Human rights are a question if morality. Like any moral or philosophical question people debate things and eventually come to some form of understanding, which might beget a document outlining the understanding, and possibly laws detailing actions to be taken to protect certain rights.
The universal declaration of human rights is a set of human rights people were able to agree on. That doesn't make it any less subjective or arbitrary. It also doesn't make it exhaustive or definitive.
Why not look to the American Convention on Human Rights? It's similar but slightly different to the UDHR. Provides more protection for jus soli citizenship, but also more abortion restrictions. So is bodily autonomy a human right, or is the right to life beginning at conception a human right? Even taken exclusively as a strict legal term, the set of human rights isn't without debate.
The universal declaration of human rights isn't universally recognized. Most conceptions of human rights would find them to apply even if your government rejects a UN declaration or failed to sign a treaty.

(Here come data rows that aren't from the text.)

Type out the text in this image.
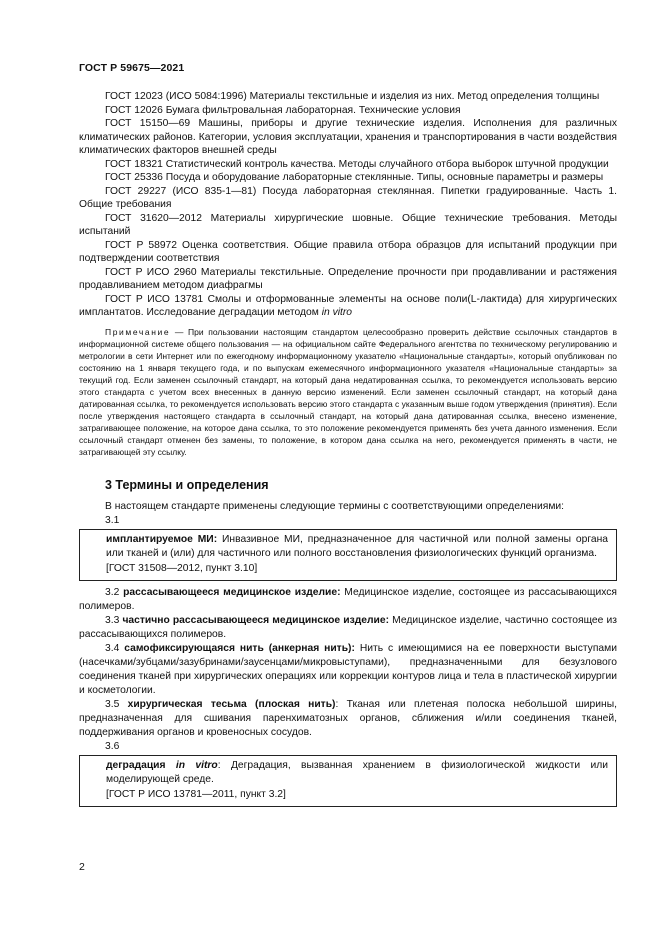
ГОСТ Р 59675—2021

ГОСТ 12023 (ИСО 5084:1996) Материалы текстильные и изделия из них. Метод определения толщины

ГОСТ 12026 Бумага фильтровальная лабораторная. Технические условия

ГОСТ 15150—69 Машины, приборы и другие технические изделия. Исполнения для различных климатических районов. Категории, условия эксплуатации, хранения и транспортирования в части воздействия климатических факторов внешней среды

ГОСТ 18321 Статистический контроль качества. Методы случайного отбора выборок штучной продукции

ГОСТ 25336 Посуда и оборудование лабораторные стеклянные. Типы, основные параметры и размеры

ГОСТ 29227 (ИСО 835-1—81) Посуда лабораторная стеклянная. Пипетки градуированные. Часть 1. Общие требования

ГОСТ 31620—2012 Материалы хирургические шовные. Общие технические требования. Методы испытаний

ГОСТ Р 58972 Оценка соответствия. Общие правила отбора образцов для испытаний продукции при подтверждении соответствия

ГОСТ Р ИСО 2960 Материалы текстильные. Определение прочности при продавливании и растяжения продавливанием методом диафрагмы

ГОСТ Р ИСО 13781 Смолы и отформованные элементы на основе поли(L-лактида) для хирургических имплантатов. Исследование деградации методом in vitro

Примечание — При пользовании настоящим стандартом целесообразно проверить действие ссылочных стандартов в информационной системе общего пользования — на официальном сайте Федерального агентства по техническому регулированию и метрологии в сети Интернет или по ежегодному информационному указателю «Национальные стандарты», который опубликован по состоянию на 1 января текущего года, и по выпускам ежемесячного информационного указателя «Национальные стандарты» за текущий год. Если заменен ссылочный стандарт, на который дана недатированная ссылка, то рекомендуется использовать версию этого стандарта с учетом всех внесенных в данную версию изменений. Если заменен ссылочный стандарт, на который дана датированная ссылка, то рекомендуется использовать версию этого стандарта с указанным выше годом утверждения (принятия). Если после утверждения настоящего стандарта в ссылочный стандарт, на который дана датированная ссылка, внесено изменение, затрагивающее положение, на которое дана ссылка, то это положение рекомендуется применять без учета данного изменения. Если ссылочный стандарт отменен без замены, то положение, в котором дана ссылка на него, рекомендуется применять в части, не затрагивающей эту ссылку.

3 Термины и определения

В настоящем стандарте применены следующие термины с соответствующими определениями:

3.1

имплантируемое МИ: Инвазивное МИ, предназначенное для частичной или полной замены органа или тканей и (или) для частичного или полного восстановления физиологических функций организма.

[ГОСТ 31508—2012, пункт 3.10]

3.2 рассасывающееся медицинское изделие: Медицинское изделие, состоящее из рассасывающихся полимеров.

3.3 частично рассасывающееся медицинское изделие: Медицинское изделие, частично состоящее из рассасывающихся полимеров.

3.4 самофиксирующаяся нить (анкерная нить): Нить с имеющимися на ее поверхности выступами (насечками/зубцами/зазубринами/заусенцами/микровыступами), предназначенными для безузлового соединения тканей при хирургических операциях или коррекции контуров лица и тела в пластической хирургии и косметологии.

3.5 хирургическая тесьма (плоская нить): Тканая или плетеная полоска небольшой ширины, предназначенная для сшивания паренхиматозных органов, сближения и/или соединения тканей, поддерживания органов и кровеносных сосудов.

3.6

деградация in vitro: Деградация, вызванная хранением в физиологической жидкости или моделирующей среде.

[ГОСТ Р ИСО 13781—2011, пункт 3.2]

2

As another example, the UDHR doesn't acknowledge sexual orientation or gender identity. People try to interpret parts of it as implying them, but it's blatantly an incomplete document. And that's okay, since it's not an exhaustive list. It was drafted when people didn't agree that lgbtq rights were human rights. They were and are human rights without a piece of paper bestowing them.
Human rights are like any other morality question: subjective, and held in tension between individual beliefs and the various beliefs of society at large.
If your answer to something is to say that it's illegal, it's not unreasonable to ask which law makes it illegal, and why you think that matters when that law doesn't apply to the nation in question.
Eh... no... I'm, repeatedly saying that there is a difference and they are different.
It's absolutely NOT a question of morality. Morality is subjective, what you think is moral, someone else think is immoral. How can you not see that?
There are people who think it's immoral for two men to engage in intimacy. There are people who think it's moral. So which one is it? Is it moral or immoral? It's a personal, subjective thing.
Human Rights as they are. Are rights that should be guaranteed by every UN member, You are right that they were drafted in a period of time where LGBT was seen as a mental disability. But the fact that it doesn't exclude anyone over sexuality was a huge part in many places for their recognition and rights as humans, regardless of orientation.
There is far less subjectivity in the articles of the human rights, than there are in questions regarding morality.
For a Nation to change their system of how Citizens are adopted, is not a human rights violation. For a nation to have citizenship status being passed from parent to child, is not a human rights violation.
You can make every argument you want about WHY trump wants to make the change. You can argue the morality of it. You can argue the constitutional problems with it. But what it clearly isn't. Is a Human Rights violation. As long as there is a system in place where a citizens children get citizenship from birth. It is in accordance with Human Rights. There is no subjectivity in that.